A objeção de consciência da maioria dos médicos do sistema público de saúde apresenta-se como um obstáculo a esta prática. Muitos convenceram-se de que a vida grávida no ventre de uma mulher não é um ser humano, mas um conjunto de células, e que pôr termo à sua vida pode até ser um ato de misericórdia para poupar à mãe e à criança uma vida insuportável. É o processo psicológico que permite a uma pessoa acabar com a vida de outra sem sofrer um indelével sentimento de culpa para o resto da sua vida.

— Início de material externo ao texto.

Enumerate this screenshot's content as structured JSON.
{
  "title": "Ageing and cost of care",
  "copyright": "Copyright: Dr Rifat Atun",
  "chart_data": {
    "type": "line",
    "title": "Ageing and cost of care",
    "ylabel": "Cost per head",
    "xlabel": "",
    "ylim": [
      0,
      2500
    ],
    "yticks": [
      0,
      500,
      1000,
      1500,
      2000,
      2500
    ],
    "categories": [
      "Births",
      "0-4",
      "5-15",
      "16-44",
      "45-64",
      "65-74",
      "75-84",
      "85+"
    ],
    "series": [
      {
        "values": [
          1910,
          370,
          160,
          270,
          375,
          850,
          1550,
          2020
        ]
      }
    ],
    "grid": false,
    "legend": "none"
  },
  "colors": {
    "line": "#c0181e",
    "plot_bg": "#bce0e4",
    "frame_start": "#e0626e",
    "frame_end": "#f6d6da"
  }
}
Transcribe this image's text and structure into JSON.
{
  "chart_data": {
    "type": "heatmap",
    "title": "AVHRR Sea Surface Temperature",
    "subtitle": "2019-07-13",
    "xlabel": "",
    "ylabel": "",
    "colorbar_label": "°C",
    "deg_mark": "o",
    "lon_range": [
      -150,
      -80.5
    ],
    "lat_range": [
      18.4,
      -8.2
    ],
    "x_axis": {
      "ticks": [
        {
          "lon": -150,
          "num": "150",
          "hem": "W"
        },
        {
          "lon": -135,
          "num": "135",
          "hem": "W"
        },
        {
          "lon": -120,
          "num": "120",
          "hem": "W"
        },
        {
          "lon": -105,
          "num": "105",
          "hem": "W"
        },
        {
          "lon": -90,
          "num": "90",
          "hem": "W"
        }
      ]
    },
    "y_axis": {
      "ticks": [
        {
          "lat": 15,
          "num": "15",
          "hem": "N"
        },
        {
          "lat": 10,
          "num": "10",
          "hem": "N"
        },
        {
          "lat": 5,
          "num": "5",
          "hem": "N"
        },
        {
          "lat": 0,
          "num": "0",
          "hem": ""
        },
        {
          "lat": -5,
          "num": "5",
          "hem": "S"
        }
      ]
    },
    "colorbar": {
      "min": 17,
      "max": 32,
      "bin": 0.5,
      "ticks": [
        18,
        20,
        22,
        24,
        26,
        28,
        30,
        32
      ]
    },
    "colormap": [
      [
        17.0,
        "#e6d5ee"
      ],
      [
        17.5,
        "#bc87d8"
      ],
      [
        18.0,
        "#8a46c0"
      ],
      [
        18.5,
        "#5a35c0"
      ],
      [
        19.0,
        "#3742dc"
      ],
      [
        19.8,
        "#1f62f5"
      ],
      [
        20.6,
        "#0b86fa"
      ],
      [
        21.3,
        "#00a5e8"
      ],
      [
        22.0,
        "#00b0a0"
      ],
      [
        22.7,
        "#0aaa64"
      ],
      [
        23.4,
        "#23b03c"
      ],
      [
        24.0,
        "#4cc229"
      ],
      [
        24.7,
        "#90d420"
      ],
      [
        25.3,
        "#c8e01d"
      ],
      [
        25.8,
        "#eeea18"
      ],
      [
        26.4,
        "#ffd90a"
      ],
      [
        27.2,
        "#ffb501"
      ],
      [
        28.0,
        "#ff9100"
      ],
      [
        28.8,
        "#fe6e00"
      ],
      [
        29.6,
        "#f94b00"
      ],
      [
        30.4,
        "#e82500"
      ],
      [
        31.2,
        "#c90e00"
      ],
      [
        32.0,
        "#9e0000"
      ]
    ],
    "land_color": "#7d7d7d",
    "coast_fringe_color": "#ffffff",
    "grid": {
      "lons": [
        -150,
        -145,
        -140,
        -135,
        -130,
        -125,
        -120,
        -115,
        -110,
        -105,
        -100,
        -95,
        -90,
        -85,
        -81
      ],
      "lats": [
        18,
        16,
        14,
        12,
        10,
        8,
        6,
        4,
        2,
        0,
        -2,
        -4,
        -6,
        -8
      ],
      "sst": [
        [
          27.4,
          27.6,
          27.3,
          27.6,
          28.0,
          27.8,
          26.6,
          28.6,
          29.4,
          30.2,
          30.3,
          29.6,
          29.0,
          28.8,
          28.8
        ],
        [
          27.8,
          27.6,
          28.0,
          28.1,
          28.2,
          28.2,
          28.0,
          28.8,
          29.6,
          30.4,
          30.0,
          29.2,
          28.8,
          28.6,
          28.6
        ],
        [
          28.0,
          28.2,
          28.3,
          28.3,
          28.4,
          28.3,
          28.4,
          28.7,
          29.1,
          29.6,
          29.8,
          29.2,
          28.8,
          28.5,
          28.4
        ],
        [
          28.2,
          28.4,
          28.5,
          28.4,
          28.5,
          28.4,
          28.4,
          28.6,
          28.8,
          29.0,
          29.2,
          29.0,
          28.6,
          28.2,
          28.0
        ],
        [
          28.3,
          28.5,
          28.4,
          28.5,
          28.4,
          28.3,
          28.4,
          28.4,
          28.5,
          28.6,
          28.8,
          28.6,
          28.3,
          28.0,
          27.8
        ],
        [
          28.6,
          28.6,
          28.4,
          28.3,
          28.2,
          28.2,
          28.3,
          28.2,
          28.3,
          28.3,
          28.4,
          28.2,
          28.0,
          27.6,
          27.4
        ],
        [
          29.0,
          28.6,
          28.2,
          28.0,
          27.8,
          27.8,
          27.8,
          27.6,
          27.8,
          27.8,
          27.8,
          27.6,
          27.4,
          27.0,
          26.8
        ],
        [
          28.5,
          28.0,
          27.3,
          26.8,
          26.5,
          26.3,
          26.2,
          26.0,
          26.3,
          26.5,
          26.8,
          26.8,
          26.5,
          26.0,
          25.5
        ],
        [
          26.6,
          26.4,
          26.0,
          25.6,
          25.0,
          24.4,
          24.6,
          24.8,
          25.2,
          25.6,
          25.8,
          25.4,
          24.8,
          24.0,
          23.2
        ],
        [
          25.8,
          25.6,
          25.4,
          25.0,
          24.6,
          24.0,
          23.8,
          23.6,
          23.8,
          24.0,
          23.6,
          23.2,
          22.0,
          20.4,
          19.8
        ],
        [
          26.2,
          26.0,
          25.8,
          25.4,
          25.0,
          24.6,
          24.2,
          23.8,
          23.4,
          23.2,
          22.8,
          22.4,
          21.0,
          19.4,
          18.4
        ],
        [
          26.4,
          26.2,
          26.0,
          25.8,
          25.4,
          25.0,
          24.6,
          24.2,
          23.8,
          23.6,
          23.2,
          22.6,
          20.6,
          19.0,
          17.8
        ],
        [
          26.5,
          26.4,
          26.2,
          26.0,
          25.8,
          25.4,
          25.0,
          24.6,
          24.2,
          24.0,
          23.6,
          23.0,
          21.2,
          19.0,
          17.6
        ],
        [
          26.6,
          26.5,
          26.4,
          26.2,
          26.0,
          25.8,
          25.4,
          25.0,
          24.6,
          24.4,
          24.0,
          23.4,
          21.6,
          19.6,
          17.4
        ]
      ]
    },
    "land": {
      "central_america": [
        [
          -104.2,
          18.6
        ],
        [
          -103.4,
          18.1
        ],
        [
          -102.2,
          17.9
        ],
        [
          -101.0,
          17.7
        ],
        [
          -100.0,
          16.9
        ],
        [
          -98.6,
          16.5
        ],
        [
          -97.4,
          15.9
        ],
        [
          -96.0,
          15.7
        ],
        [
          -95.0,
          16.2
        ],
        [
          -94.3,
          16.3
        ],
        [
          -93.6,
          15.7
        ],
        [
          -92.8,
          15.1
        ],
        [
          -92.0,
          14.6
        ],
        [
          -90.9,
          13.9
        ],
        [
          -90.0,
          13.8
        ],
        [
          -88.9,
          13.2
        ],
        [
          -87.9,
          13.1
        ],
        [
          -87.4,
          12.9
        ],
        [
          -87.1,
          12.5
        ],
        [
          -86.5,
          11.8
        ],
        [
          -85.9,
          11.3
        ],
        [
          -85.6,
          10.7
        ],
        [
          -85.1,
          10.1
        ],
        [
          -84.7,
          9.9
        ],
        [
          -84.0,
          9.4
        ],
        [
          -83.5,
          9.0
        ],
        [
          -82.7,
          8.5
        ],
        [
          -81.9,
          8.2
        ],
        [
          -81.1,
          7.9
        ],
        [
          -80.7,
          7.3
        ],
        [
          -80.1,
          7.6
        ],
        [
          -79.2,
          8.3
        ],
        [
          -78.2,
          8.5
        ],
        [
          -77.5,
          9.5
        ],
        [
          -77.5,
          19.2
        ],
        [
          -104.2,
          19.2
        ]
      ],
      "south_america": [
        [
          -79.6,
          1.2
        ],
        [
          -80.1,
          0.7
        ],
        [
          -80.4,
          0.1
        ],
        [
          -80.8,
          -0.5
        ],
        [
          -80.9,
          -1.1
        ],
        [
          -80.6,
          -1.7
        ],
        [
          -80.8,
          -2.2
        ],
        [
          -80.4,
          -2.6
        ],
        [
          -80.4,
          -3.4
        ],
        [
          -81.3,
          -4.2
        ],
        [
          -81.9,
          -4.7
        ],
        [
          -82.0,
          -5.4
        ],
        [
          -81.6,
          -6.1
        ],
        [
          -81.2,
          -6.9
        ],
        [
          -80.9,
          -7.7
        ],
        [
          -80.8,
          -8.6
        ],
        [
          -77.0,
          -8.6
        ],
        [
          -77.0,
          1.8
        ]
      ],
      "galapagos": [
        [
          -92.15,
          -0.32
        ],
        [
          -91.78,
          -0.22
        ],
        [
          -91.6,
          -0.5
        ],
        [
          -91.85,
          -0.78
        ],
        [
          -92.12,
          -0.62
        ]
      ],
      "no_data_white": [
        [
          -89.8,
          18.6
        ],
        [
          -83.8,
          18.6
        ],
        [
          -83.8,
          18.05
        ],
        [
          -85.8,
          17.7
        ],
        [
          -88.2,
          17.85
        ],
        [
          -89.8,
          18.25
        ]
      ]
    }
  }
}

Parece que, a este respeito, estamos a chegar ao fim do caminho iniciado no Iluminismo em direção à autonomia total do eu. Somos agora totalmente livres de fazer o que quisermos com o nosso corpo e a nossa vida, incluindo o direito de pôr termo à nossa própria vida e à dos nascituros, presumivelmente para que não "estraguem" a vida futura das suas mães. Ao mesmo tempo, as taxas de saúde mental estão a piorar e cada vez mais pessoas vivem e morrem sozinhas. A grande maioria dos jovens vê um futuro sombrio para si próprios e exprime o seu receio de ficar sozinho na velhice.
Respeito pela vida
Jérôme Lejeune, de quem celebramos o trigésimo aniversário da morte, grande cientista e geneticista francês, defensor da vida humana desde a conceção (convicção que lhe valeu o Prémio Nobel pelo seu trabalho no domínio da genética). Nobel), afirmou um dia que "a qualidade de uma civilização mede-se pelo respeito que tem pelo mais fraco dos seus membros". Tornou-se um cliché dizer que estamos numa mudança de era e no fim de uma civilização. Talvez a forma como encaramos a terrível realidade do aborto seja uma espécie de encruzilhada da civilização e da fronteira que a separa da barbárie.
Não percamos a esperança de que, depois de termos reconhecido no Ocidente o direito à autodeterminação total do indivíduo, cheguemos à conclusão de que a realidade é antes a de que os seres humanos são totalmente dependentes e que precisamos de nos sacrificar uns pelos outros - e não uns aos outros - para progredirmos e sermos verdadeiramente felizes.
Como escreveu Hölderlin no seu famoso poema Patmos, "onde há perigo, cresce também aquilo que salva".